Il s’approcha du kiosque à journaux, où il fit semblant d’examiner un exemplaire de Life.

Le deuxième homme sortit un instant plus tard et verrouilla la porte avec sa propre clef.

Celui-là, pensa Billy. Son cœur se mit à battre plus vite dans sa poitrine.

Billy le suivit à distance respectueuse.

Il se fiait à son intuition, mais ne pensait pas vraiment se tromper. Sa proie était un homme assez jeune en jean bleu clair et chemise de coton, chaussé de tennis qui semblaient d’un anachronisme suspect. Il y a de la poussière dans la semelle de ces chaussures, se dit Billy. Et peut-être aussi en restait-il dans le tissu de son pantalon. Dans le noir, ce type s’illuminerait comme un tube de néon. Billy en était sûr.
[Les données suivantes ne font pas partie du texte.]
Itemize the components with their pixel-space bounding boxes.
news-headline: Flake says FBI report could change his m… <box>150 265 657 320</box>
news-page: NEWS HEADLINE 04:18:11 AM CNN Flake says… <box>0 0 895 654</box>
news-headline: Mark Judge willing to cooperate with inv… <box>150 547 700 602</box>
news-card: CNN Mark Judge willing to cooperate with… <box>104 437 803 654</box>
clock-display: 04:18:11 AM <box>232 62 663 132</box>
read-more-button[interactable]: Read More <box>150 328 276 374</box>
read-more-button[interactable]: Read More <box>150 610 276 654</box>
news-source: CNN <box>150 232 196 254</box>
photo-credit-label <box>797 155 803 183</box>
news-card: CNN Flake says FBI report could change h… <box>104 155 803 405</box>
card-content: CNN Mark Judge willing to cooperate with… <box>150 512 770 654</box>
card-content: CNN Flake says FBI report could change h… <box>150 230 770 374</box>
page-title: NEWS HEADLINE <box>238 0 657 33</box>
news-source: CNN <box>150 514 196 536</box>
Il se laissa distancer d’un ou deux blocs d’immeubles sans cesser sa filature.

L’homme sentit la présence de Billy. Cela arrivait parfois aux proies. Pas toujours, certaines ne repéraient tout bonnement pas les indices. On pouvait s’asseoir à côté d’elles dans le métro, les suivre sur un escalier roulant, lire par-dessus leur épaule : elles ne s’apercevaient de rien. Le plus souvent, la victime était prévenue par son instinct et se mettait à marcher un peu plus vite, à jeter un coup d’œil nerveux derrière elle. En fin de compte, bien entendu, cela ne changeait rien : une proie était une proie. Mais Billy voulait désormais se montrer prudent. Il ne pouvait se servir de l’armure de manière trop voyante et il ne voulait pas perdre cette piste.

Il traversa la rue afin d’avancer en parallèle à sa proie, puis s’enfonça dans un magasin d’alcools pour acheter une bouteille trapue de whisky, encore que n’importe quelle bouteille aurait pu lui servir d’accessoire. Il se carra le sachet en papier sous le bras et ressortit en hâte. Il repéra sa cible à un bloc de là, en train de se diriger vers un quartier miteux bordant celui des entrepôts.

À un moment, la cible s’arrêta, se retourna et regarda dans la direction de Billy.

Et toi, qu’est-ce que tu vois ? se demanda Billy. Sûrement pas la même chose que M. Shank. Pas la mort toute nue, pas par un après-midi ensoleillé comme celui-là. Billy traversa au carrefour et examina son propre reflet dans une vitrine. Vit un homme aux cheveux gris qui portait un pardessus gris sale et une bouteille dans un sachet de papier brun. Laid, sans toutefois rien de remarquable. Il eut un petit sourire.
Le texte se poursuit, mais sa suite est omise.